Thursday unleashes a cluster of important company news, starting with National Australia Bank’s first-half earnings report. Bloomberg is tipping the lender’s net adjusted income will lift 6.5 per cent, year-on-year, to $5.789 billion.

Elsewhere, Rio Tinto, AMP, Santos and Caltex will all convene their 2013 annual general meetings in Sydney.

On Friday, Oil Search will hold its 2013 AGM in Port Moresby, Papua New Guinea.


China’s latest trade balance and inflation reads will be the main focus, while the Bank of England’s May rates decision will also garner some attention.

On Monday, the HSBC services purchasing managers’ index is due out of China, while US consumer credit for March is also expected.

Tuesday will see China unveil its trade balance for April. Bloomberg expects a rebound from the $US880 million deficit recorded in March to a surplus of $US23 billion.

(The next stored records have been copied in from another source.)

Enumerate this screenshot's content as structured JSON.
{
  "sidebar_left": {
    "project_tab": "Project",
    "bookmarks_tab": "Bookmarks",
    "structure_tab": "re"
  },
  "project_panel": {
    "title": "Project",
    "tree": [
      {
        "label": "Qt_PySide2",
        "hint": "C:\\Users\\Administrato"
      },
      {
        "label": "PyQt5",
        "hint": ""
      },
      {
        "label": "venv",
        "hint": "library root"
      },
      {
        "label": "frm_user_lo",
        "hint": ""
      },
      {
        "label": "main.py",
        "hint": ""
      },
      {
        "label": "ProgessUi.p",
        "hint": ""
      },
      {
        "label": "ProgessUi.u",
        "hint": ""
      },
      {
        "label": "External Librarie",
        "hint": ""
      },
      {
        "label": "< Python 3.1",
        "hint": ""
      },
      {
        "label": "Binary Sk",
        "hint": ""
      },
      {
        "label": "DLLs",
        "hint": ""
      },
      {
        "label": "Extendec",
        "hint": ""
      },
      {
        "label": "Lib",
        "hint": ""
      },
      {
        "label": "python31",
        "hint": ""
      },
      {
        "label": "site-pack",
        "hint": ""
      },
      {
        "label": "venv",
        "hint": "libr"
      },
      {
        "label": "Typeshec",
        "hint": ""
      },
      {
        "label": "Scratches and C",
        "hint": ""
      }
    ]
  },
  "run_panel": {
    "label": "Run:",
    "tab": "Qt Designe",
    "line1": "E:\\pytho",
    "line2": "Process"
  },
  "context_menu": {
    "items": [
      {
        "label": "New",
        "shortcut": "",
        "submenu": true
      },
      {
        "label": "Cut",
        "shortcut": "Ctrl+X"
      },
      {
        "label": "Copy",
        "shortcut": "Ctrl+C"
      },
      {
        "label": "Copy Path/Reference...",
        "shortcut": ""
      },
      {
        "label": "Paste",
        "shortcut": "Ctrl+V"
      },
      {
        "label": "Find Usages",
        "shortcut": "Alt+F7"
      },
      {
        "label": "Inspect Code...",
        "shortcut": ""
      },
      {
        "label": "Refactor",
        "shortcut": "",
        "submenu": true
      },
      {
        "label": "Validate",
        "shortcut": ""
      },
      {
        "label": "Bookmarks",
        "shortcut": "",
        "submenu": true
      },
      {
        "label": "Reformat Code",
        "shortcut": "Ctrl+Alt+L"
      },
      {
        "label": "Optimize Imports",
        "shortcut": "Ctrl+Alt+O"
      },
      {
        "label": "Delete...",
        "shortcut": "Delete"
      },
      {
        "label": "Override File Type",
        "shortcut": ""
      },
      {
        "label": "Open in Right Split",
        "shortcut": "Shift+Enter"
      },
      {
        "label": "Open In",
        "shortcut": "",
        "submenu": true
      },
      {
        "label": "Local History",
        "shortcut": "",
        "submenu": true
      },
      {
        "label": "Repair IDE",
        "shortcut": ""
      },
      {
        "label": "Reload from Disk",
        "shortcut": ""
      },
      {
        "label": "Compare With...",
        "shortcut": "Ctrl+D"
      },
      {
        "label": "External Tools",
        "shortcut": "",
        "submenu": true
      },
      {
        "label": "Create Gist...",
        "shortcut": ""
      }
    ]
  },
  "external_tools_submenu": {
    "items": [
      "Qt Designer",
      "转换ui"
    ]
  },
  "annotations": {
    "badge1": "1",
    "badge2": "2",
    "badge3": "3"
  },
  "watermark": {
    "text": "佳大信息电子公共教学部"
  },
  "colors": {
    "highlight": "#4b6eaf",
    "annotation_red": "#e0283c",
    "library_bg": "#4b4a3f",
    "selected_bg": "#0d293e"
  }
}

On Wednesday consumer credit data for March is due out of the US, with Bloomberg forecasting a final read of $US16 billion.

On Thursday, the latest read on inflation out of China is expected in the form of the producer price index and consumer price index for April. Bloomberg is expecting the PPI to fall 2 per cent and the CPI to increase 2.2 per cent in the month.

Elsewhere, the Bank of England will hand down its rates decision for May. Bloomberg expects the central bank will hold the official cash rate steady at 0.5 per cent.

On Friday, US wholesale inventories for March are due out, with Bloomberg tipping a lift of 0.4 per cent in the month.

Elsewhere, the UK’s total trade balance for March will be released and Japan will lift the lid on its current account balance for the month.

Wrapping up

On Tuesday, shadow assistant treasurer Matthias Cormann will address a Committee for the Economic Development of Australia lunch in Sydney entitled Superannuation: system architecture and policy instruments. BT Financial Group chief executive Brad Cooper will also present.

Elsewhere, Orica Australia managing director Ian Smith will address an American Chamber of Commerce  in Australia luncheon.

Wednesday will see shadow education minister Christopher Pyne address a CEDA lunch event in Adelaide discussing the future of education.

Elsewhere, chair of Universities Australia Professor Sandra Harding will address the National Press Club of Australia on the future of Australian universities.

In Sydney, Commonwealth Bank chief marketing officer Andrew Lark and chief information officer Michael Harte will address a Trans-Tasman Business Circle event and Sonic Healthcare chief executive Colin Goldschmidt will address an American Chamber of Commerce  in Australia luncheon.

Thursday will see John Brumby, chair of the COAG Reform Council,  deliver his first address to New South Wales CEDA members at a lunch in Sydney titled COAG - Australia's most powerful vehicle for reform.

In New Zealand, Fonterra Co-operative Group chief financial officer Jonathon Mason will speak at a Trans-Tasman Business Circle event.